Here is a clear example of the government dictating a politically correct, but economically suboptimal solution to externalities associated with using oil.
Today the DOT’s National Highway Traffic Safety Administration (NHTSA) and EPA, establish increasingly stringent fuel economy standards under NHTSA’s Corporate Average Fuel Economy program and greenhouse gas emission standards under the Clean Air Act for 2012 through 2016 model-year vehicles.
Starting with 2012 model year vehicles, the rules together require automakers to improve fleet-wide fuel economy and reduce fleet-wide greenhouse gas emissions by approximately five percent every year. NHTSA has established fuel economy standards that strengthen each year reaching an estimated 34.1 mpg for the combined industry-wide fleet for model year 2016.
The EPA standards require that by the 2016 model-year, manufacturers must achieve a combined average vehicle emission level of 250 grams of carbon dioxide per mile. The EPA standard would be equivalent to 35.5 miles per gallon if all reductions came from fuel economy improvements.

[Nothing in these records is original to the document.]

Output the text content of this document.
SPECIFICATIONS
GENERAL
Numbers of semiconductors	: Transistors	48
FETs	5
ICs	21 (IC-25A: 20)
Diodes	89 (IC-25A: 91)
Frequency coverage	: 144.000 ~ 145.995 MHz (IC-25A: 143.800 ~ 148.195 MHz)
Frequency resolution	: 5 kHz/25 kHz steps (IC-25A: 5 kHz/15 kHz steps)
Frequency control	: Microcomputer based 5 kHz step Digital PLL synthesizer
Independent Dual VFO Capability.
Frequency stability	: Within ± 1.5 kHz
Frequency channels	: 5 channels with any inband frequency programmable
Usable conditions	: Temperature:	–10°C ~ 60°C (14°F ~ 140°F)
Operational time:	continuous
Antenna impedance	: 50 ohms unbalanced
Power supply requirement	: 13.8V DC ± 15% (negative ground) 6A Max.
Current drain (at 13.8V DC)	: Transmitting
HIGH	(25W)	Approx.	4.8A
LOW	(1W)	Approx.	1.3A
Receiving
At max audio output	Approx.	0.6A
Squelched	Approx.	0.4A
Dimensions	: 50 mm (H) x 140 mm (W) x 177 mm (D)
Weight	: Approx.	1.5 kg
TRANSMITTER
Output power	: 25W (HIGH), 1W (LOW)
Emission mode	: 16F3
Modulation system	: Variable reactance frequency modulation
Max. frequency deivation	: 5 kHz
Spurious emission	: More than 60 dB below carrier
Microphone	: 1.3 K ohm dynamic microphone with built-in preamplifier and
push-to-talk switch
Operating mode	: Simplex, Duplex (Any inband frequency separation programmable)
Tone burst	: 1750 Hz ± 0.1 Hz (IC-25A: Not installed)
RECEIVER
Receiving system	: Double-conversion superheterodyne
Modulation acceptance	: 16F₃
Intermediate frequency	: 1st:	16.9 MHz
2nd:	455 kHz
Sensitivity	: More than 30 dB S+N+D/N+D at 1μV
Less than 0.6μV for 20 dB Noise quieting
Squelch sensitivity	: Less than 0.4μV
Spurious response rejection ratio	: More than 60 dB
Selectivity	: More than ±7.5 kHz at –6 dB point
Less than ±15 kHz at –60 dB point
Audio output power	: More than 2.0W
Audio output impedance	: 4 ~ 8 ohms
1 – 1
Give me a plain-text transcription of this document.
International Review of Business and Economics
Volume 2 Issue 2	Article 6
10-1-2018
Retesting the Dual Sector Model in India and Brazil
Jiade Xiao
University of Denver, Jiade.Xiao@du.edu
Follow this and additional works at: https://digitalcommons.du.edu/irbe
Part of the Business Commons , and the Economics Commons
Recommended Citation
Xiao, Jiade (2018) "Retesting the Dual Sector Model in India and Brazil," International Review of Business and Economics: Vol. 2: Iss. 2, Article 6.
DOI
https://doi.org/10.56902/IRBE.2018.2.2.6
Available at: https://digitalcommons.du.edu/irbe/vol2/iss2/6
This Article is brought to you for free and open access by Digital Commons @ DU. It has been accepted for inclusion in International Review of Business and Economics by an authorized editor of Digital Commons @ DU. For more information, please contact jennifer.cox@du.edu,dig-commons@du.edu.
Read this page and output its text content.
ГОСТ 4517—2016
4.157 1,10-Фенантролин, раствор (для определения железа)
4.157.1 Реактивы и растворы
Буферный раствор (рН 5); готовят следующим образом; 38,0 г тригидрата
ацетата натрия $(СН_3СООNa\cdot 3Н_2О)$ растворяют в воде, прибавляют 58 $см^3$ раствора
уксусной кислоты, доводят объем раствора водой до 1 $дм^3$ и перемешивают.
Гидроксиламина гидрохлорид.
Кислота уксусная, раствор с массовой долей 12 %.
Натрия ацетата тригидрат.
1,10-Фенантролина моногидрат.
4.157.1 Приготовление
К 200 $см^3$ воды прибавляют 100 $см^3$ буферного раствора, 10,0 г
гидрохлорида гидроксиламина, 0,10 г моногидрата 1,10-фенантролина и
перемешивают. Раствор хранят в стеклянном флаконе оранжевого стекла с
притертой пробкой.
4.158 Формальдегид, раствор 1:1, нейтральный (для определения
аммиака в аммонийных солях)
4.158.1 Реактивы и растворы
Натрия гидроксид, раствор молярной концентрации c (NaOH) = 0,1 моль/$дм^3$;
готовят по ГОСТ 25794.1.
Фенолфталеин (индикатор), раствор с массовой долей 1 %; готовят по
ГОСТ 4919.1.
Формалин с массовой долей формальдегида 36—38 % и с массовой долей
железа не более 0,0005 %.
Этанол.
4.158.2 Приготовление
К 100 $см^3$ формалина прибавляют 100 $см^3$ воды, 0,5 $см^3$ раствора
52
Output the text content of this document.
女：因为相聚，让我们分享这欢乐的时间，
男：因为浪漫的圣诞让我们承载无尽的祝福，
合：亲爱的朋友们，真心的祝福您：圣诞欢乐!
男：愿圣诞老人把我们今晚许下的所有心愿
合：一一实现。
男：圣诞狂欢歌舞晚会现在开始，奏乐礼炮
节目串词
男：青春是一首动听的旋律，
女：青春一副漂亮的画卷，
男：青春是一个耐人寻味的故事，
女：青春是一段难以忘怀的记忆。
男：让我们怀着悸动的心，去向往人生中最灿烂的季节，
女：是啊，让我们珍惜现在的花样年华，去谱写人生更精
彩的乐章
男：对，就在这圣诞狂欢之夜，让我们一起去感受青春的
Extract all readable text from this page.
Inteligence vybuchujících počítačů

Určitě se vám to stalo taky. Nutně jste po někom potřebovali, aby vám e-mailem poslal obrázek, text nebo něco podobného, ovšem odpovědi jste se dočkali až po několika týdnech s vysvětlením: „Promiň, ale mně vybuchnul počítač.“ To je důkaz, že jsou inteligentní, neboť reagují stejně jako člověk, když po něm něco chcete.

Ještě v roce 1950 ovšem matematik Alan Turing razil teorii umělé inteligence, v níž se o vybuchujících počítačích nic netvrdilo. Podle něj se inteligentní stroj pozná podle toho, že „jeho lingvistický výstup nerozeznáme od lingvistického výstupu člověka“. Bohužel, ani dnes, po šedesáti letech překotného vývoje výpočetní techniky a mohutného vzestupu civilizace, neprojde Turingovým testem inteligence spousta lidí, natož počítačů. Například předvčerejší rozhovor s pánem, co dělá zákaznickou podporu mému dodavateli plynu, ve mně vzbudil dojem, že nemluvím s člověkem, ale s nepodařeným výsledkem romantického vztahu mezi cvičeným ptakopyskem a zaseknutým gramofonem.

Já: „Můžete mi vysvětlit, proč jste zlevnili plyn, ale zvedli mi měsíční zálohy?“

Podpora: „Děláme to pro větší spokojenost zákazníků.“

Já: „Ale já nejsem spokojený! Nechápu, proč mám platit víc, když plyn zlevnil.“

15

The government’s stated purpose can be seen in the following statement from the press release:
The rules could potentially save the average buyer of a 2016 model year car $3,000 over the life of the vehicle and, nationally, will conserve about 1.8 billion barrels of oil and reduce nearly a billion tons of greenhouse gas emissions over the lives of the vehicles covered.
The economically optimal way to conserve oil and reduce greenhouse gas pollution is to tax it, but this is less politically acceptable. The political problem is that the tax is visible, but the regulation costs are hidden. Sadly, we will all pay more to meet this oil and CO2 objective with this new CAFE standard than with a direct tax. If everyone could easily assess the hidden costs of this regulation, then the tax would seem cheap and we’d all agree to accept it. But how can we make the hidden cost of the regulation more clear?
The other significant mistake of this policy is that the increased fuel economy results in consumers driving farther and more often so the savings are overstated. A report by the NAS pointed out many such unintended and suboptimal results of the 1975 CAFE standards.
Here is an excerpt from a 2002 AEI-Brookings Joint Center for Regulatory Studies which drew similar conclusions:
In particular, a long-run 3.0 MPG increase in the CAFE standard would impose social welfare losses of $5.556 billion per year and save 5.1 billion gallons of gasoline per year. This amounts to a hidden tax of $1.09 per gallon conserved. An 11 cent per gallon increase in the gasoline tax would save the same amount of fuel at a welfare cost of $275 million per year. The 3.0 MPG increase is thus 20 times more expensive than the gas tax increase. The marginal welfare costs of long-term increases in the CAFE standard amount to $1.26 per gallon and exceed by a factor of five recent estimates of the marginal societal benefits from avoided externalities. Increasing the CAFE standard is therefore neither cost-effective nor cost-beneficial.
Somehow we must find the political will to address our CO2 and oil concerns with cost effective policies (taxes).